Germany opens national memorial to Nazis’ disabled victims

AFP
BERLIN
To the mournful strains of a single cello and tearful remembrances by family members, Germany Tuesday inaugurated a national memorial to the 300,000 ill and disabled people systematically murdered by the Nazis.
The site next to the Tiergarten park is the fourth and likely final major memorial in Berlin’s city centre to groups targeted in the Holocaust, following monuments dedicated over the last decade to Jewish, gay and Roma victims.

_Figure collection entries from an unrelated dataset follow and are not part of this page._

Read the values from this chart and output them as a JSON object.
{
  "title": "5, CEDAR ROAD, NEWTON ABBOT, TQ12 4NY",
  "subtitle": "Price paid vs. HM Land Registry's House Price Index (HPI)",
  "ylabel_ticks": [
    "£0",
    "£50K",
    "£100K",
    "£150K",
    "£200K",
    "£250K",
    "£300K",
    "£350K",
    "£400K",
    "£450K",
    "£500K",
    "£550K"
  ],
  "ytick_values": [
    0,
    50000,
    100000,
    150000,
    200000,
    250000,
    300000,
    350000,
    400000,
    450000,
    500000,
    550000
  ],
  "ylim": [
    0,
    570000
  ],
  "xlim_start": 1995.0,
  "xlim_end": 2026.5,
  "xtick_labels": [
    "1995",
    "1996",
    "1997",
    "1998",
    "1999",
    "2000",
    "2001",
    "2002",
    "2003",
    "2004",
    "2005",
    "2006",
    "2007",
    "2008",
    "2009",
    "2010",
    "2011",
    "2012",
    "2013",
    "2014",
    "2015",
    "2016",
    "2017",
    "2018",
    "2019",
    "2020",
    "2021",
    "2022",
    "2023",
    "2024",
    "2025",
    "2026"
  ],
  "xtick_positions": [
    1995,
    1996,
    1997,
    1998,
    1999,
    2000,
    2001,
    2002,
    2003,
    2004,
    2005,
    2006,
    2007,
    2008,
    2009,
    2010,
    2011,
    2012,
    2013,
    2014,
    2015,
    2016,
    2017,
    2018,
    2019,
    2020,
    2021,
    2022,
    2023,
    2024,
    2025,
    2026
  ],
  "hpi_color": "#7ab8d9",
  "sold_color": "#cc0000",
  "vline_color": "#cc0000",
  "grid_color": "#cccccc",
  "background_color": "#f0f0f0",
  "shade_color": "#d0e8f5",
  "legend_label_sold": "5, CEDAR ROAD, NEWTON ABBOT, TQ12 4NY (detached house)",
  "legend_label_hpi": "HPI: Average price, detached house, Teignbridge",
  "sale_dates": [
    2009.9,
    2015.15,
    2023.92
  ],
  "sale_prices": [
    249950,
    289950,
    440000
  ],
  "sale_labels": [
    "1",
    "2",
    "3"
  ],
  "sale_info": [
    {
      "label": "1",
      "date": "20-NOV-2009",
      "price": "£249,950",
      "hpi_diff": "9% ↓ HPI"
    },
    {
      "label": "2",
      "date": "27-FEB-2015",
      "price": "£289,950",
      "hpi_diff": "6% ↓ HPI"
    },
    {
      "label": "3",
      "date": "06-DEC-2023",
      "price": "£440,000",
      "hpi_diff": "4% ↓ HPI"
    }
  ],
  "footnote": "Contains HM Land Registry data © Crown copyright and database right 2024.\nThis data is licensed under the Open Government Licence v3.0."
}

It honours a long-neglected class of people with few vocal advocates in a move historians and relatives said was woefully overdue. “This is a day we have long awaited,” Berlin Mayor Klaus Wowereit said before an audience of some 500 guests at the city’s renowned Philharmonie concert hall.

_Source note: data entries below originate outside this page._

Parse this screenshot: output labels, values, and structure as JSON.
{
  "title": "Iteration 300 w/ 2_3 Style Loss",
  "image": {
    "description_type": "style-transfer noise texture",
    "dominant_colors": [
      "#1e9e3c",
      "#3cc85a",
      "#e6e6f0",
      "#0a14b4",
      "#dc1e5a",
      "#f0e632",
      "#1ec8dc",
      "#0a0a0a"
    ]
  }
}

Following years of lobbying by relatives and concerned Berliners, the German parliament voted in November 2011 to erect a central memorial to the victims of the Nazis’ cynically labelled “euthanasia” programme.

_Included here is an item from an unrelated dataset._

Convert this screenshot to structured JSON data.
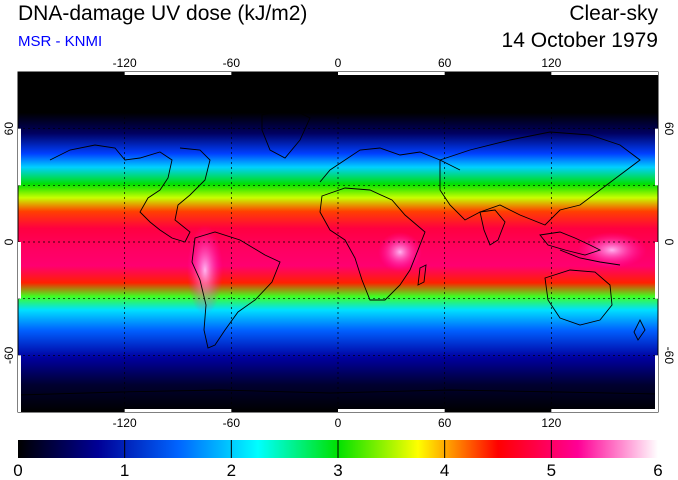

The activists “had to fight not only against forgetting but also against powerful opponents — science organisations that denied any participation in the ‘euthanasia’ murders and protected scientists who became criminals,” Wowereit said.
The memorial includes a wall-like sculpture made of blue glass and information panels detailing the Nazis’ campaign to exterminate the sick, the physically and mentally handicapped, those with learning disabilities, and people branded social “misfits”.
It is on the site of a now-demolished elegant villa at Tiergartenstrasse 4 where more than 60 Nazi bureaucrats and like-minded doctors worked in secret under the “T4” programme to organise the mass murder of sanatorium and psychiatric hospital patients deemed unworthy to live.
The Philharmonie was built on the same plot of land after the war and the solemn ceremony in its lobby featured a poignant musical accompaniment by a solo cellist.
Hartmut Traub fought back tears as he paid tribute to his uncle Benjamin, a schizophrenic who was murdered in a gas chamber in 1941 at the age of 27.
Based on his own research, he offered a haunting account of his uncle’s death.
“Benjamin stood wedged with 63 other naked men in the narrowest of spaces. The doors closed,” Traub said.
“Carbon monoxide streamed from the ‘faucet’ of the showers. Benjamin felt sick. He lost consciousness. After a few minutes he and his 63 comrades in suffering suffocated on the gas.”